Google presented its first self-driving cars in 2010. Then the spinning cylinder affixed to the roofs had drawn a lot of attention. The vehicle's LiDAR (Light Detection and Ranging System) functioned in the same way as light-based radar that was the focus of attention. LiDAR, in conjunction with cameras and radar, mapped the area to assist these automobiles in avoiding impediments and driving safely. Since then, low-cost, chip-based cameras and radar systems for collision avoidance and autonomous highway driving have entered the mainstream. Nonetheless, LiDAR navigation systems are cumbersome mechanical instruments that cost thousands.
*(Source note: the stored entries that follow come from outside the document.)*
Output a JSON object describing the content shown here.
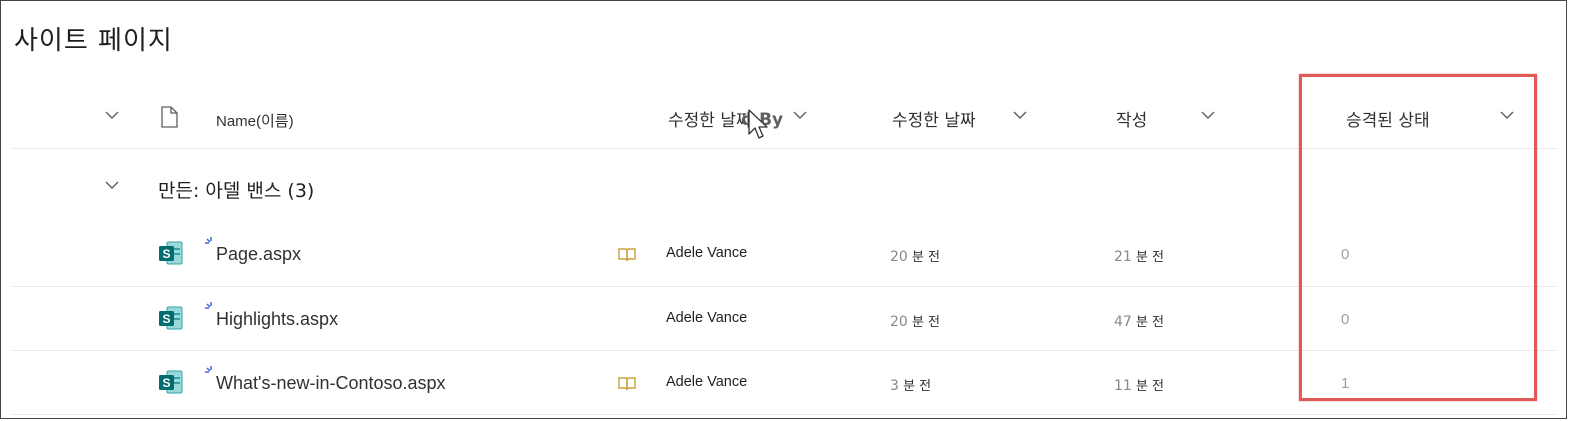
{
  "page": {
    "title": "사이트 페이지"
  },
  "columns": {
    "name": "Name(이름)",
    "modified_by": "수정한 날짜",
    "drag_ghost": "d By",
    "modified": "수정한 날짜",
    "created": "작성",
    "promoted_state": "승격된 상태"
  },
  "group": {
    "label": "만든: 아델 밴스 (3)"
  },
  "rows": [
    {
      "name": "Page.aspx",
      "author": "Adele Vance",
      "modified_num": "20",
      "modified_unit": "분 전",
      "created_num": "21",
      "created_unit": "분 전",
      "status": "0",
      "has_book_icon": true
    },
    {
      "name": "Highlights.aspx",
      "author": "Adele Vance",
      "modified_num": "20",
      "modified_unit": "분 전",
      "created_num": "47",
      "created_unit": "분 전",
      "status": "0",
      "has_book_icon": false
    },
    {
      "name": "What's-new-in-Contoso.aspx",
      "author": "Adele Vance",
      "modified_num": "3",
      "modified_unit": "분 전",
      "created_num": "11",
      "created_unit": "분 전",
      "status": "1",
      "has_book_icon": true
    }
  ],
  "icons": {
    "collapse": "chevron-down-icon",
    "file_type": "document-icon",
    "sharepoint_page": "sharepoint-page-icon",
    "new_item": "new-item-sparkle-icon",
    "book": "book-icon",
    "cursor": "mouse-pointer-icon"
  },
  "colors": {
    "highlight": "#e05a5a",
    "sharepoint": "#036c70",
    "book": "#c8a23a"
  }
}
That may change due to the development of a new type of high-resolution LiDAR chip. the technology is based on a focal plane switch array (FPSA). This is a semiconductor-based matrix of antennas that gathers light as digital camera sensors do. Its resolution of 16,384 pixels may not sound spectacular when compared to the millions of pixels seen on a smartphone camera. However, it far outnumbers the 512 pixels or less found on FPSAs till recently. The unveiled technology may boost the LiDAR Market as it suggests solutions to the setbacks involved in the market.
Moreover, the concept is scalable to megapixel sizes utilising the same CMOS (Complementary Metal-Oxide-Semiconductor) technology used in computer processors. This might pave the way for a new generation of robust, low-cost 3-D sensors for self-driving cars, drones, robots, and even smartphones.
The team's aim was to light up a broad region. However, the light becomes too faint to travel a significant distance if this is done. As a design trade-off to maintain light intensity, we reduce the areas that our laser light illuminates. That is where the FPSA enters the picture. It is made up of a matrix of tiny optical transmitters, or antennae, and switches that turn them on and off quickly. This allows it to direct all available laser power through a single antenna at the same time.
Researchers also need to extend the system's range, which is currently at 10 metres. They are confident we can reach 100 metres and feel we can reach 300 metres with continued progress. If this succeeds, standard CMOS production technology promises to make low-cost chip-sized LiDAR a reality in the future.